The forms are the usual nightmare of family medical history, but now I actually have answers for the paternal side.
I pull out the sticky note and carefully transcribe my mom’s cramped handwriting into the appropriate boxes.
Heart failure. Multiple bypasses. Triple bypass at forty-five.
Each entry feels like I’m signing my own cardiac death warrant.
“Olivia Kline?”
A nurse in navy scrubs appears beside me, clipboard in hand. She’s probably in her forties, with graying hair pulled back in a practical ponytail and the kind of efficiency that comes from seeing dozens of patients every day.
“That’s me.”
“Follow me.” She says.
I stand and do so. Past the door that separates the lobby and the back, there’s a small narrow hallway with a bunch of pretty watercolor floral paintings across the wall.
“We will be going into room twelve.”
I nod and walk straight into that room.
“First time seeing Dr. Kasey?” she asks, glancing at my chart.
“Yeah. My regular doctor referred me because of some symptoms I’ve been having.”
“What kind of symptoms?”
“Racing heart, getting dizzy when I stand up too fast, shortness of breath,” The list sounds scarier when I say it out loud, especially with Jeremy’s family history fresh in my mind.
She nods, making notes. “Any family history of heart problems?”
“Yeah.” I touch my pocket where the sticky note sits. “Just found out about my dad’s side. It’s… extensive.”
“We’ll make sure Dr. Kasey has all that information.” She opens the door to exam room three, a small space with the usual examination table, blood pressure cuff, and motivational posters about the importance of exercise. “Go ahead and have a seat on the table. I need to get your vitals first.”
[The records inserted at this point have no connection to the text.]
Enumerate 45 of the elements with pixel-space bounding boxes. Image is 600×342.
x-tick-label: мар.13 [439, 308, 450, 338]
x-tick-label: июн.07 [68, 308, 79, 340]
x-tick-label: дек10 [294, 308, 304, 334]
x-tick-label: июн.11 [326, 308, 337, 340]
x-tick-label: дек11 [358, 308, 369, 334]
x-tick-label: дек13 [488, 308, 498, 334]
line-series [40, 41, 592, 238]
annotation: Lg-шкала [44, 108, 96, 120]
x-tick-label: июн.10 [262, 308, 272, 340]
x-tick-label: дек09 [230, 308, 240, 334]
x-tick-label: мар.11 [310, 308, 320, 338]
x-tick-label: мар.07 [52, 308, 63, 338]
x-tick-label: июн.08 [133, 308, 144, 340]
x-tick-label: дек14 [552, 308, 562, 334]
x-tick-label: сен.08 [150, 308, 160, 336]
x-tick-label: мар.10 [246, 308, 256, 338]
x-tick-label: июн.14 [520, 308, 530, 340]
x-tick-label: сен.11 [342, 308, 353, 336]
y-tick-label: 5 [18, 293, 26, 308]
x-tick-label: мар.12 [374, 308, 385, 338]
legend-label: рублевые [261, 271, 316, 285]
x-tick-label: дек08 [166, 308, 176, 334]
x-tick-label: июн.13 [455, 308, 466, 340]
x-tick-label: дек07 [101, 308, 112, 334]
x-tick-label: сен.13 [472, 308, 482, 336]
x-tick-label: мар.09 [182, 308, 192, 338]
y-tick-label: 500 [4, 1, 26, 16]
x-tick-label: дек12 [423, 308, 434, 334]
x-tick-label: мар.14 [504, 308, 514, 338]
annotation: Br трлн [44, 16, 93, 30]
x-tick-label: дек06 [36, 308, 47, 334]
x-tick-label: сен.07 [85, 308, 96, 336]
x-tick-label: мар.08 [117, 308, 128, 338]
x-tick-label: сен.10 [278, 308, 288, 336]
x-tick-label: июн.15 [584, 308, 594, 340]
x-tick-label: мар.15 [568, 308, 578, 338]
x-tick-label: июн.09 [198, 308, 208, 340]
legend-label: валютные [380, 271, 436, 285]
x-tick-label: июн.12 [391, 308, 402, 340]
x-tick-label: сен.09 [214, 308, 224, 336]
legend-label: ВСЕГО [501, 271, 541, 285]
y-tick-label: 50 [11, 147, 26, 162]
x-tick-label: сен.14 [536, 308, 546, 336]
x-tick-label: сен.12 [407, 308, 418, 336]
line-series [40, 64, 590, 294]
The paper crinkles under me as I sit down, the same sound that’s been following me through medical appointments my whole life. But this time feels different. This time, I’m not just going through the motions. I’m actually scared of what they might find.
The blood pressure cuff squeezes my arm, tighter and tighter until I think it might cut off circulation entirely. The numbers that appear on the screen make the nurse frown slightly.
“One forty over ninety,” she murmurs, making a note. “That’s elevated for someone your age.”
“Is that bad?”
“Dr. Kasey will discuss it with you. Let’s check your heart rate.” She clips the pulse oximeter to my finger, and I watch the numbers jump around on the small screen. “Ninety-eight beats per minute. A bit high for resting.”
Everything’s high. Everything’s wrong. I think about Jeremy’s uncle, who needed a triple bypass at forty-five, and wonder if this is how it started for him with elevated blood pressure at eighteen, racing heart, the slow march toward surgery.
“Any medications you’re currently taking?” the nurse asks.
“No. That’s it.”
“Caffeine intake?”
“Maybe one coffee a day? Sometimes none.” I’m grasping for explanations that don’t involve genetic cardiac time bombs. “I’ve been stressed lately. Family stuff.”
She nods sympathetically. “Stress can definitely affect your heart rate and blood pressure. Dr. Kasey will want to rule out any underlying conditions, though, especially with your family history.”
After she leaves, I sit alone in the exam room, studying the poster on the wall that shows a cross-section of a human heart.
It’s surprisingly complex—four chambers, multiple valves, arteries branching off like the roots of a tree.
All those moving parts that have to work perfectly for years and years, never taking a break, never getting to rest.
A knock on the door interrupts my cardiac anatomy lesson.